Terminal tax is due on 7 April. If you’re feeling the cashflow pinch, don’t just ignore your tax bill – there are plenty of options designed to ease your stress, and we can help.
The end of the tax year is around the corner, so this is a quick reminder that your terminal tax payment is due on 7 April.
If cashflow is a problem and you’re not confident in your ability to make your payment, please get in touch. We understand that the past 12 months have been extremely tough for many businesses and clients, so you’re not alone.
Ways to avoid penalties and interest
Paying tax late means Inland Revenue will charge you use of money interest (UOMI) and late payment penalties. These can really add up and start to make your cashflow situation worse.
There are several ways to avoid this – we can work on your behalf to choose the right option and carry out any applications or paperwork.
Because of the pandemic, the IRD is now well set-up to provide tax relief for businesses which have struggled with lockdowns and border closures (you can read more here). This flexibility has been extended due to Omicron.
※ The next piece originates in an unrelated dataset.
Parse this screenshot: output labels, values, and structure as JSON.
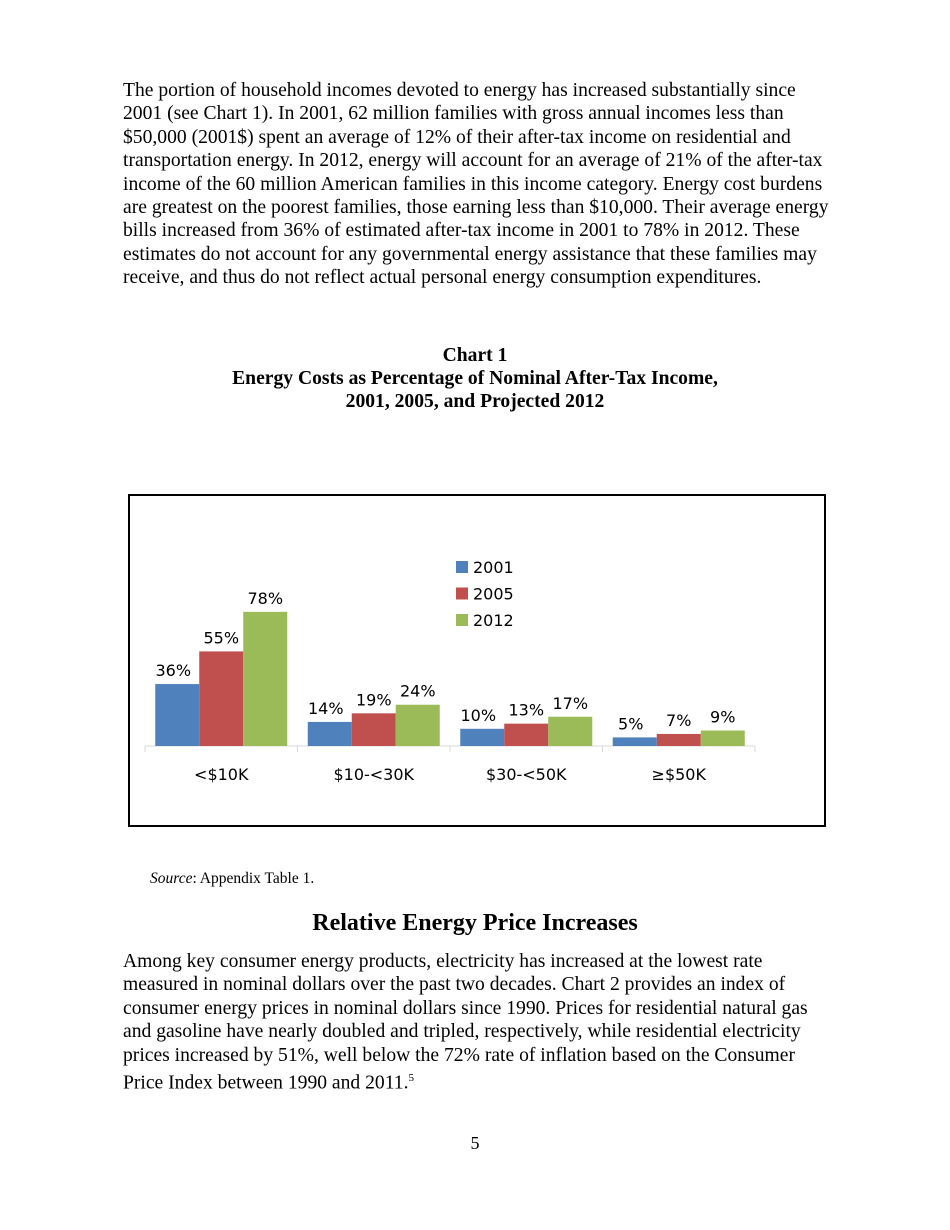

There are ways to write off UOMI or even tax (in the case of serious hardship). Another method is to set up an instalment payment with Inland Revenue, or apply for an extension to your tax payment dates.
Remember, we can apply on your behalf, you don’t have to do this yourself. You also have the option of using tax pooling to borrow at a lower rate of interest than the IRD will apply.
Don’t just ignore it
If you can pay your terminal tax, make sure you do so on or before 7 April. If you can’t, please don’t ignore it, even if it seems too stressful – we can work on your behalf to avoid penalties and interest, and find ways to get it sorted out.